Sam B.’s review published on Letterboxd:
There used to be more internets. The gradual condensation of thousands of forums, HTML pages, and hyperlink rabbit holes into no more than a dozen aggregate websites has made the scope of the digital connectivity more overwhelming and easier to quantify, imbued with the paranoia of surveillance. You are irrevocably witnessable and disempowered on the Internet, access to platforms conditional on your adherence in expression. The architecture of these websites is anonymous, generic, and dissociative.
The internet of Jane Schoenbrun We’re All Going to the World’s Fair is different - it’s not the gentle mess of Adobe Flash assets that you encounter in Nina Freeman’s Cibele, or the hyperconnective infodump of the great American Vandal. It’s closest to Pulse, but even that movie gives the technology a sublime quality that World’s Fair smartly disallows. The film lives unknown in the recesses of Youtube and Skype. This is not the savvy end of the internet. This is a bit less cool, less social, far removed from any modern trends, the kind of internet you find alone at 13. This is what the internet feels like when you operate under the assumption that nobody will ever discover you because nobody has ever tried.
In this context, We’re All Going to the World’s Fair pulls the first of its many great tricks; It lets you go outside. Shot in upstate New York, the empty parking lots and highways and valleyed highways read with an almost imperceptible certainty as the Northeast. There are no people but there is space that does not feel suitable for anything except solitude. The prospect of direct interaction is terrifying; even the brief, off-screen appearance of the main character’s brother feels intrusive.

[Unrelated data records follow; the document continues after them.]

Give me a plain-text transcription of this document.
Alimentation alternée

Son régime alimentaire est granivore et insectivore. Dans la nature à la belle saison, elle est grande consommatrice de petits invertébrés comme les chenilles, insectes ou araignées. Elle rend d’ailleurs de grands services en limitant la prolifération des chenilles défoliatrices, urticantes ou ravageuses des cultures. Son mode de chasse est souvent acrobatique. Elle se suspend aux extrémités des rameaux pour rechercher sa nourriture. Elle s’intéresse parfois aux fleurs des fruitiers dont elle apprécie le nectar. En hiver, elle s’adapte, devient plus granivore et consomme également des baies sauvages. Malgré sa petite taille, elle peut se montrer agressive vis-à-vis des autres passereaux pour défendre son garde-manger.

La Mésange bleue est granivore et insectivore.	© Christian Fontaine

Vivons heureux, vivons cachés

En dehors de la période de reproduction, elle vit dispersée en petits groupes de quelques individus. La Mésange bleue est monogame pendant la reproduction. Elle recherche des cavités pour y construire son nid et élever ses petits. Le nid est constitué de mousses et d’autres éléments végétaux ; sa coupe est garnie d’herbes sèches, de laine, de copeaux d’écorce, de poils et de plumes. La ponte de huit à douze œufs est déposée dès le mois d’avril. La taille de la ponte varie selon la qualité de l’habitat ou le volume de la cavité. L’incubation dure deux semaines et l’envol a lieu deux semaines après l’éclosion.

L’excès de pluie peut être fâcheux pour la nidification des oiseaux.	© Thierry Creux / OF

Anna Cobb stars as Casey, an online pseudonym used in place of her real name, which is never uttered. We see her first in a Photo Booth video, participating in an ARG ritual. She wants to go the World’s Fair. After this deliberate opening (which authentically evokes slow cinema in a way lesser films of its ilk often fail), you’d be forgiven for expecting the film to operate sans conventional dramatics, and you’d be half-right. Though it’s decidedly less than conventional, one of the richest surprises fo World’s Fair is how it toys with audience sympathies and assumptions as adeptly as the works of Mike Leigh or Edith Wharton. It’s startling how narratively *tight* the film reveals itself to be, how well constructed on a script-level the film is, a rarity in American film outside of genre work.
Speaking of genre, World’s Fair isn’t really a horror movie. In a similar vein to Gone Home, the spooky aesthetics are pretense for accessing honesty, communicating the comfort horror provides for socially outcast adolescents. Anna Cobb is extraordinary, and a scene where she reads tarot to a webcam exudes the bravura of a great actor. The only other named character in the film is JLB, an older man played by Michael J. Rogers, who refuses to turn on his camera. He reaches out to Casey, saying he knows about the lore of the World’s Fair, and wants to walk her through this journey. “We can be scared together. Keep posting videos so I know you’re okay.”

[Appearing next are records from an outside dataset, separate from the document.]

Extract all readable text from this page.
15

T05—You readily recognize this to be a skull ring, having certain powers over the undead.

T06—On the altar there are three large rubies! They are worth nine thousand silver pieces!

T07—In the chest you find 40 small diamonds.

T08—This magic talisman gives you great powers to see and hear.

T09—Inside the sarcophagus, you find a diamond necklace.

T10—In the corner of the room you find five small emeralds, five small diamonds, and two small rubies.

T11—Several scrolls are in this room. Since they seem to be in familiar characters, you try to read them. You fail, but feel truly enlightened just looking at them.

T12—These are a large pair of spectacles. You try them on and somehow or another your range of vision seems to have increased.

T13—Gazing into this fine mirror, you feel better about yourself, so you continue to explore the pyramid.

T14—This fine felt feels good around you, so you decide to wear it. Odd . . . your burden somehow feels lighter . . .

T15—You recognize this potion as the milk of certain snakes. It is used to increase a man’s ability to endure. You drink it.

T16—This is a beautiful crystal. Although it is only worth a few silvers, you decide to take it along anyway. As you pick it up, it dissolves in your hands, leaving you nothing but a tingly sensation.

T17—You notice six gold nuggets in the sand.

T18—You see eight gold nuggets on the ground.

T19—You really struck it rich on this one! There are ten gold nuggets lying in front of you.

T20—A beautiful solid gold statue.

Early on in We’re All Going to the World’s Fair, we see our first loading screen. The arrows phasing in and out of a circle between an ASMR video and a creepypasta message. This is the algorithm announcing its presence, a spectral guide. The pain you feel will find you and the people who feel it will too.
It should be mentioned that We’re All Going to the World’s Fair is about dysphoria. This central, impossible to fully articulate experience is the core of the film, the black hole of suffering around which everything orbit. When Casey explains what the World’s Fair Challenge is doing to her, she says she feels nothing in her body, that it’s different from what everyone told her it would be; She cannot even process it as it takes her over. The film avoids, with one notable exception, anything resembling explicit body horror, the preferred dysphoria genre. It avoids, too, typical screaming melodrama whose negative space is often reclaimed by trans people. It moves beyond the need to be allegorically legible, opting for a much richer formal and emotional communication. Schoenbrun, who is nonbinary, lets their film speak in whispers.

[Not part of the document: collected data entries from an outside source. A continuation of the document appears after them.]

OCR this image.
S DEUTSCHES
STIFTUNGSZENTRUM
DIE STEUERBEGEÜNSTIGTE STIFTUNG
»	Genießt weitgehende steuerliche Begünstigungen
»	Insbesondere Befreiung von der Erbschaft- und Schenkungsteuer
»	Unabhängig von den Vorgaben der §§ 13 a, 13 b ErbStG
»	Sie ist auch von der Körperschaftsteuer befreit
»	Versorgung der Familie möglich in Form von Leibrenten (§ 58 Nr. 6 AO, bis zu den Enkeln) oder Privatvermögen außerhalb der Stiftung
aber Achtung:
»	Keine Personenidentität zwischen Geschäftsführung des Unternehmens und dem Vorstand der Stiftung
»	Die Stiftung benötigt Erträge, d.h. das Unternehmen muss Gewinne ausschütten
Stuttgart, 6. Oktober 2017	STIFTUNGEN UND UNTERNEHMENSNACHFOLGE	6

I want to avoid discussing particulars of the film’s latter half, though I’d be remiss if I didn’t mention in passing the stunning assuredness with which it juggles an ever-escalating cacophony of emotional states: the pain of someone suffering on the other end of a screen, a feeling so common amongst trans people that it is understood wordlessly, the cruelty of a teenager terrified of being an adult, the radical forgiveness and shocking healing that drives the film’s finale. That Schoenbrun gives the trans audience, like Casey, space, even for just a moment, to be seen in suffering, to give her and us the safety to do that, is a difficult and miraculous instance of cinema.
There’s so much more to say about the film; The way the amateur horror films begin to influence Casey’s mise-en-scene, the interlude on New Year’s Eve, the awkward positions and places within the house where Casey scrambles to watch videos. I’ve seen it twice and I can’t wait to revisit it. It’s a rare and honest and great piece of art, one so specifically healing for me. It is the first film that ever felt like my adolescence.